Summary: A portfolio of companies with high promoter pledges returned 4.55 per cent annually over 16 years. The Nifty 500 returned 12.31 per cent. The gap is what ignoring forensic analysis actually costs.
A good investor reads balance sheets. A great investor reads between the lines.
Every checklist has its limits. Earnings look strong, margins are expanding, and the brand is recognised. There are many companies which passed the standard test before failing the only one that ultimately matters: honesty.
The gap between a convincing and an honest financial statement is where Forensic and Governance (F&G) analysis lives. Forensic asks whether the numbers hold together: are reported profits backed by actual cash flow, or dressed up by accounting choices? Governance asks whether the people in charge can be trusted: how do promoters behave, what do related-party transactions reveal, and are disclosures consistent or conveniently vague? Together, they serve one purpose: identifying companies worth avoiding before the market reaches the same conclusion.
Why F&G analysis matters more than most investors think
Think of a detective who rules out the innocent before pursuing the guilty. F&G analysis works the same way: remove the landmines first, then evaluate what remains on its own merits.
Some companies exploit the market’s patience for a good narrative. Revenue gets recognised ahead of collection. Costs get capitalised rather than expensed. One-off gains get folded into recurring income. Working capital gets stretched until profits look healthy and cash quietly vanishes. The tell is almost always there.
Satyam Computers fabricated bank confirmations and inflated cash balances for years. IL&FS Transportation reported capital work-in-progress that never converted into productive assets, while promoter pledges remained stubbornly high.
Manpasand Beverages saw auditor fees rise sharply across consecutive years. Jet Airways carried contingent liabilities that dwarfed its net worth. In each case, red flags preceded the collapse. The data spoke, but most investors were not looking for it.
Two concepts explain why F&G analysis cuts through: earnings quality and reporting quality. The first checks whether profits are converting into sustainable cash flows. The second asks whether the auditor is independent enough to be believed. Even businesses with impressive performance can fail both tests. High ROE is not a defence against hidden liabilities or compromised disclosures.
Quantifying the red flags
F&G analysis is often mischaracterised as subjective. Red flags can also be quantified and screened systematically.

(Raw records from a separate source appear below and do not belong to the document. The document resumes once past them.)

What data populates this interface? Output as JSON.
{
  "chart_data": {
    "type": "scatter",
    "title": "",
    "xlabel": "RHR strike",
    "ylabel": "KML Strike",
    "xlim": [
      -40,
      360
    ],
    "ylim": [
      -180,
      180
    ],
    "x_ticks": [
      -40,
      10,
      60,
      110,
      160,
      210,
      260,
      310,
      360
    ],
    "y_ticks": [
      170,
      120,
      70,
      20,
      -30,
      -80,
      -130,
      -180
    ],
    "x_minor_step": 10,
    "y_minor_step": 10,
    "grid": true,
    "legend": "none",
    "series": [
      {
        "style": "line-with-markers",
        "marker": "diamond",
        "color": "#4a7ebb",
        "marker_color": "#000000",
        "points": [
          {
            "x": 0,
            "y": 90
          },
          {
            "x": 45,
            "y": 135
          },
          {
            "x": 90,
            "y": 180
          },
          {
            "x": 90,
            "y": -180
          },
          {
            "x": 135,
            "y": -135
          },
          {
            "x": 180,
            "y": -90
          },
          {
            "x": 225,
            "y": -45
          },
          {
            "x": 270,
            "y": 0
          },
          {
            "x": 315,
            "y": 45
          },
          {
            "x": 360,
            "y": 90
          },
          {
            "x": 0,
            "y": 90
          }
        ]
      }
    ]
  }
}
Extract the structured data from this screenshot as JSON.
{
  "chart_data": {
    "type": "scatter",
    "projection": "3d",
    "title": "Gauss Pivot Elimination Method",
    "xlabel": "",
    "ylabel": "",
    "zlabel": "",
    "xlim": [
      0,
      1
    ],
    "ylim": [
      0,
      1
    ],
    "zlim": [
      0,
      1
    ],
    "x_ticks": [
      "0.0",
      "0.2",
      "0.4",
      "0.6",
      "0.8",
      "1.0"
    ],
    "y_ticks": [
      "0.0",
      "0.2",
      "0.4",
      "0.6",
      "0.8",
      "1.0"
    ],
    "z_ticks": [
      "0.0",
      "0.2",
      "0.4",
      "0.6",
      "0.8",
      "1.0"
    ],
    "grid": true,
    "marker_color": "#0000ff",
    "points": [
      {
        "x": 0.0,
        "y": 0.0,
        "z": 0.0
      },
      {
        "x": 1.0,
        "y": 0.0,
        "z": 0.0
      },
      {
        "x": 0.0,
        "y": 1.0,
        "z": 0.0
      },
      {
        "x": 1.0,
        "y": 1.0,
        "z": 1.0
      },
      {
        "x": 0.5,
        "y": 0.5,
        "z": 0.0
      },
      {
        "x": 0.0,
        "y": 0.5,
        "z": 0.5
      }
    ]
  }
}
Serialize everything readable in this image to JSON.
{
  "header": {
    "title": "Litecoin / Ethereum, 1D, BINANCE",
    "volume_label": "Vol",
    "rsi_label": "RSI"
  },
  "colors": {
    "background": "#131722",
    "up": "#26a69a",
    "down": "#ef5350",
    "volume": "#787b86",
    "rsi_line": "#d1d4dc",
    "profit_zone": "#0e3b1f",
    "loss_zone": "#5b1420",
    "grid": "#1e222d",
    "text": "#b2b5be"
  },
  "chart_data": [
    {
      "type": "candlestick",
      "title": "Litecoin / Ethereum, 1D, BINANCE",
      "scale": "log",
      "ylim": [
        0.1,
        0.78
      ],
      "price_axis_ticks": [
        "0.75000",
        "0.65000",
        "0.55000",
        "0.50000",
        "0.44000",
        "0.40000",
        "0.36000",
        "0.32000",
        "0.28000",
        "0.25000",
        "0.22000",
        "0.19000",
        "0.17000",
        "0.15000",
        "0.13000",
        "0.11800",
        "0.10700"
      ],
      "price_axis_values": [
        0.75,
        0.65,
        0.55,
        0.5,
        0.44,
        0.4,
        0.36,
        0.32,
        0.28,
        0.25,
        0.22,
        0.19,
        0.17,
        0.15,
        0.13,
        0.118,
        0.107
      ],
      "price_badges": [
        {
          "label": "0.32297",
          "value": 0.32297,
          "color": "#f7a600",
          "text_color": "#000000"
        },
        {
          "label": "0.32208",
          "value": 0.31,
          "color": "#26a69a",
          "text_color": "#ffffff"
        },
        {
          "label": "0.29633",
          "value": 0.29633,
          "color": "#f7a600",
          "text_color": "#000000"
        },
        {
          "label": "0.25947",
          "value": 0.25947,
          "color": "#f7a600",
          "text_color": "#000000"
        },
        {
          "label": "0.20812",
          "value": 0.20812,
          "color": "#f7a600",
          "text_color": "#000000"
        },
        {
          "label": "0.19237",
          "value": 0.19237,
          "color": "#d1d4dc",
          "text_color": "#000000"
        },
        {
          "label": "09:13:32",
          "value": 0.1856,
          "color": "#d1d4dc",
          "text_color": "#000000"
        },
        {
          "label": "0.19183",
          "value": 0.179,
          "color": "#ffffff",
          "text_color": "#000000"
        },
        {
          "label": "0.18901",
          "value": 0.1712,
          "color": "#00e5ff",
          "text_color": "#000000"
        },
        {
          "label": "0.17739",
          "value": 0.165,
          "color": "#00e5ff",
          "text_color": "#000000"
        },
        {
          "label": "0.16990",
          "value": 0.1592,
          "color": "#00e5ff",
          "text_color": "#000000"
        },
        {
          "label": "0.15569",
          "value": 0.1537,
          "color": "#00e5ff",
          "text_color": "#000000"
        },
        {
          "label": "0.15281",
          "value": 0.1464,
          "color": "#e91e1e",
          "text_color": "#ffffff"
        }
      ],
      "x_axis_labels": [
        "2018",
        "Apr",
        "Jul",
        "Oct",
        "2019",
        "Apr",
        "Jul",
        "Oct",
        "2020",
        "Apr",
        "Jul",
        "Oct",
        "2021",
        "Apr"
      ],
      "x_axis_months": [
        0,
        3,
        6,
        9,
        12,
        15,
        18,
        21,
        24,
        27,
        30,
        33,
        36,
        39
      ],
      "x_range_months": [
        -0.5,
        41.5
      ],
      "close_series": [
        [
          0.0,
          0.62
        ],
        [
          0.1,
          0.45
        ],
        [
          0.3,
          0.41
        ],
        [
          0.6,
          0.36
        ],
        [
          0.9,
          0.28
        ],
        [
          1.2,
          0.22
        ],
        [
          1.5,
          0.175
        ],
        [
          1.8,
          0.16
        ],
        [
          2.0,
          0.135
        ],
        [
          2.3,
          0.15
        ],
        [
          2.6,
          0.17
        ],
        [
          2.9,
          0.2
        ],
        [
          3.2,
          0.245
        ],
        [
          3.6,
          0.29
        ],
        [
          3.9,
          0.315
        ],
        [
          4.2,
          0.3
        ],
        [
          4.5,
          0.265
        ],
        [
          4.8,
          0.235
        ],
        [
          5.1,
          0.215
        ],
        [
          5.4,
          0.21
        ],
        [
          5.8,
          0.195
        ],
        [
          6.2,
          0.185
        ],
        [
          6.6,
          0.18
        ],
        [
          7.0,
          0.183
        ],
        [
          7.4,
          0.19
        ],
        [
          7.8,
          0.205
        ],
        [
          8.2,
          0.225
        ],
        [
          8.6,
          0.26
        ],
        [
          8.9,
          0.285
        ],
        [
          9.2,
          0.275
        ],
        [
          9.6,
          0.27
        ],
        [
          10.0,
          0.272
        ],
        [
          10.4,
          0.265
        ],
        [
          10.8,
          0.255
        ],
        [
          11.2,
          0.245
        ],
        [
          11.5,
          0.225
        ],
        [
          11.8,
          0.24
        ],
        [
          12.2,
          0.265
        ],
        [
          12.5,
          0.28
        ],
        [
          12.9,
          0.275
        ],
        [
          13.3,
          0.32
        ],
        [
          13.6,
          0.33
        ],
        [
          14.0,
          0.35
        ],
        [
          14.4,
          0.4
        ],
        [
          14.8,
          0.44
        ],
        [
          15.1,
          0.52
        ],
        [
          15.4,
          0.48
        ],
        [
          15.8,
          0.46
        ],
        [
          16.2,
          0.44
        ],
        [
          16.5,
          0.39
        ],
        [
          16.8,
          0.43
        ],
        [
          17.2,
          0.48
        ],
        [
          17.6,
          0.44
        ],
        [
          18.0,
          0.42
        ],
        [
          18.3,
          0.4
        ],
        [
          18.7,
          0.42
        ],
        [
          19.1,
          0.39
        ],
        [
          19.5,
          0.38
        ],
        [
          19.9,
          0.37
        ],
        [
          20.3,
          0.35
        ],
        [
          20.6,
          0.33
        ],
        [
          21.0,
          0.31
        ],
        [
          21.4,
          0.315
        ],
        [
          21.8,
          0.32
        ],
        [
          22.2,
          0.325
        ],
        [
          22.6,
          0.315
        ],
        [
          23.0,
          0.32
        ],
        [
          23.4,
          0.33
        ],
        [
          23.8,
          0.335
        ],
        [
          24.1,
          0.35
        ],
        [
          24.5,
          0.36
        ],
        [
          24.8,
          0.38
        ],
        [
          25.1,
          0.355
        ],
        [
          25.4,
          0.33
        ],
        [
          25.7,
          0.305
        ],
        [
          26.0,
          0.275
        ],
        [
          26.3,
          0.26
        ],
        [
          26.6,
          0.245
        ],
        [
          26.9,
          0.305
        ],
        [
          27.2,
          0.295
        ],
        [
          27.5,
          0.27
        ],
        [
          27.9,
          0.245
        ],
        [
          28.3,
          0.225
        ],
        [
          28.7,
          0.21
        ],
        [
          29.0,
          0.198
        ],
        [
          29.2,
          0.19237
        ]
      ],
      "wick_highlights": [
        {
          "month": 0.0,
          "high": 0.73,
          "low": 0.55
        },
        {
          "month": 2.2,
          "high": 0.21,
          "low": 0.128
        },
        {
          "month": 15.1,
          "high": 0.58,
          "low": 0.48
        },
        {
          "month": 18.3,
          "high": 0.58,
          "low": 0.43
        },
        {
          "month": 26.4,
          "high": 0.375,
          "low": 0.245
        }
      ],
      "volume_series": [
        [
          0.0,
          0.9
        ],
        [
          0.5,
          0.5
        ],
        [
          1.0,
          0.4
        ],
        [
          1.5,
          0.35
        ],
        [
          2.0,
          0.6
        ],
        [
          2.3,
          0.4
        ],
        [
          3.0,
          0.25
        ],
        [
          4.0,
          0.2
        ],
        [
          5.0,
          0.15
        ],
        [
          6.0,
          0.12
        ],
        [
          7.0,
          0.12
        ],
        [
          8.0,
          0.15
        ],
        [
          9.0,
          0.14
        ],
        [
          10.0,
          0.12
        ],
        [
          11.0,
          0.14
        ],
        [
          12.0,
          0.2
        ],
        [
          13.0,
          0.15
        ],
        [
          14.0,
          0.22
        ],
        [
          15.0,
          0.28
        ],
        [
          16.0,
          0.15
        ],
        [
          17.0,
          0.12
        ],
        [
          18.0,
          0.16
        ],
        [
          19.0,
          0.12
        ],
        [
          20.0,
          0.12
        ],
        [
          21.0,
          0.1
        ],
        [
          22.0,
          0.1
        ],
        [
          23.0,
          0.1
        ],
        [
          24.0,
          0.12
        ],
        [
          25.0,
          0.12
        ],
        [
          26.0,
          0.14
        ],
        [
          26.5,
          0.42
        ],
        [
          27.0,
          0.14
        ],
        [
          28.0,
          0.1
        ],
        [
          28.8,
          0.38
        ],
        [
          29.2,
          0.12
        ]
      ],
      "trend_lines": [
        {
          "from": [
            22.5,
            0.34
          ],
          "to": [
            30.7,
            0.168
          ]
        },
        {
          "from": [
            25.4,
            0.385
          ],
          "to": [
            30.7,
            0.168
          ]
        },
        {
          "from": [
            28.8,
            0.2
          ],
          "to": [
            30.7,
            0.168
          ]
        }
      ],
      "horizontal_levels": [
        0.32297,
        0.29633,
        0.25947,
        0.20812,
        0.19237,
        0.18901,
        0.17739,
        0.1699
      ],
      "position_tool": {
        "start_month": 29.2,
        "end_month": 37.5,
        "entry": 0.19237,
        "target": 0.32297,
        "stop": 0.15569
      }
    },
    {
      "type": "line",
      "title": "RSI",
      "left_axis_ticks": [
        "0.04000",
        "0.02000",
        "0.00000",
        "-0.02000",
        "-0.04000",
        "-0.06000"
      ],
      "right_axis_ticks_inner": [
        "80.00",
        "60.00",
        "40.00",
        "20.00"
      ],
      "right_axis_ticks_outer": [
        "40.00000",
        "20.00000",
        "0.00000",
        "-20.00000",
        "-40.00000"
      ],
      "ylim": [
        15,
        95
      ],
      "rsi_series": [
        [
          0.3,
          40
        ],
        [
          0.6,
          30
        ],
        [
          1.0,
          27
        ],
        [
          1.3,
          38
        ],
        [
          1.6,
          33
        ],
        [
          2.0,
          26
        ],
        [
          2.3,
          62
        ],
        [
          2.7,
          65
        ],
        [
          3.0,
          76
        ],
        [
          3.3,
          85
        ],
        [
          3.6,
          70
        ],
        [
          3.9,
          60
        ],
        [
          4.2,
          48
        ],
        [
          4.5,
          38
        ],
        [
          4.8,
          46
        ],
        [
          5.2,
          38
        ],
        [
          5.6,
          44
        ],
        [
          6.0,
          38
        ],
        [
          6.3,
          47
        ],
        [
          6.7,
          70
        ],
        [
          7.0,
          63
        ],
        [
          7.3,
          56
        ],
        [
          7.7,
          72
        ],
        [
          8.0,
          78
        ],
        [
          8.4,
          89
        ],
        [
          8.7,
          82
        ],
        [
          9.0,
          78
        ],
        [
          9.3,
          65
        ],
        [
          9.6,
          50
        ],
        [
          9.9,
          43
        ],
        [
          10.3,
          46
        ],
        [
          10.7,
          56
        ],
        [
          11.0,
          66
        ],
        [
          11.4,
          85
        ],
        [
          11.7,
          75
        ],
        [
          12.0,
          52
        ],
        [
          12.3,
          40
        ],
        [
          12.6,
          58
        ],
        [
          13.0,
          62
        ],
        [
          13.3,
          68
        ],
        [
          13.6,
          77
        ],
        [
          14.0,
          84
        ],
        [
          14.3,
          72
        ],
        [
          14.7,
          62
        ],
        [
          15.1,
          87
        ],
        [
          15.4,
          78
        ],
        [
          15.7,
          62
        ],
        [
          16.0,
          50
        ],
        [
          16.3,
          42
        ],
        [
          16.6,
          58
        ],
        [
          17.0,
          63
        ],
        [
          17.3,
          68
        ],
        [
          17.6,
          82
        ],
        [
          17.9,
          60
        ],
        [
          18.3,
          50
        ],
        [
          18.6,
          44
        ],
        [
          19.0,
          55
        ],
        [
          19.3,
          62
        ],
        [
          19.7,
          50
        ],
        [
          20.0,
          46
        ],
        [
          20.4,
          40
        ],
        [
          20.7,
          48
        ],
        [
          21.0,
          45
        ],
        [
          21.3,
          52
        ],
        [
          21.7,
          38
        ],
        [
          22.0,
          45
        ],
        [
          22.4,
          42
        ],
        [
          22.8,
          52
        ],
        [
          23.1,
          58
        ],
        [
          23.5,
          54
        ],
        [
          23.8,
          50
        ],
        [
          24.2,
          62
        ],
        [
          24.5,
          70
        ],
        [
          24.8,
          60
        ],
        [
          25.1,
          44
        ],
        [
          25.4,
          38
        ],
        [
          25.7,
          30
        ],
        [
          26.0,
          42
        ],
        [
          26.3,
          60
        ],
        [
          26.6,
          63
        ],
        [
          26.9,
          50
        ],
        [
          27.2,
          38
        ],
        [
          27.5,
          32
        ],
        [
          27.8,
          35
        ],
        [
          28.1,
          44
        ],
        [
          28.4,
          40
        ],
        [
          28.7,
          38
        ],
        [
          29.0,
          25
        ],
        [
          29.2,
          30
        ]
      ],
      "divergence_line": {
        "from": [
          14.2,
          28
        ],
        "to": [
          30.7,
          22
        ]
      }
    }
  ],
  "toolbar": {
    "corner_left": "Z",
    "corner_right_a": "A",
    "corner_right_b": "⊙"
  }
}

Promoter pledge: When a promoter pledges shares as collateral, the stock becomes leverage in someone else’s financial position. A falling price triggers forced selling, which can drive it lower still. A portfolio comprising companies having high promoter pledges delivered an annualised return of just 4.55 per cent between September 2009 and February 2026, against the Nifty 500 TRI’s 12.31 per cent, with a five-year loss probability of 45.56 per cent.
Operating cash flow (OCF) to EBITDA: Profits can be shaped by accounting choices. Cash flows are harder to manufacture. When operating cash flow falls persistently short of reported EBITDA, the income statement is flattering the business. The Low OCF to EBITDA portfolio returned just 2.17 per cent annually, with a 37.95 per cent chance of loss over five years.
Contingent liabilities to net worth: Off-balance-sheet obligations, pending litigation and unresolved claims can accumulate until they overwhelm a company’s financial buffer.
High contingent liability portfolios returned 9.08 per cent annually, with a 24.10 per cent five-year loss probability. The Nifty 500 TRI’s equivalent figure was just 0.14 per cent. The gap is the cost of ignoring red flags.
Elimination over selection
Sometimes, even high-quality companies can fail the F&G test. F&G analysis is not a replacement for quality; it is the necessary second layer. F&G analysis does not promise outperformance. It promises fewer landmines.

Even from a universe of 100 high-quality stocks (NJ Quality+), the bottom 20 companies as per their F&G ranking trail significantly behind the rest of the stocks with a 14.81 per cent loss probability and returns of just 9.70 per cent per annum. As opposed to this, the remaining top 80 companies carry a three-year loss probability of just 0.28 per cent and a five-year median rolling return of 22.43 per cent per annum.
NJ AMC’s quantitative Forensic and Governance model is built on this logic, using quantitative screens to systematically detect red flags across its universe.
While quality gets you into the right neighbourhood, Forensic and Governance make sure you are not buying the house next to a crime scene.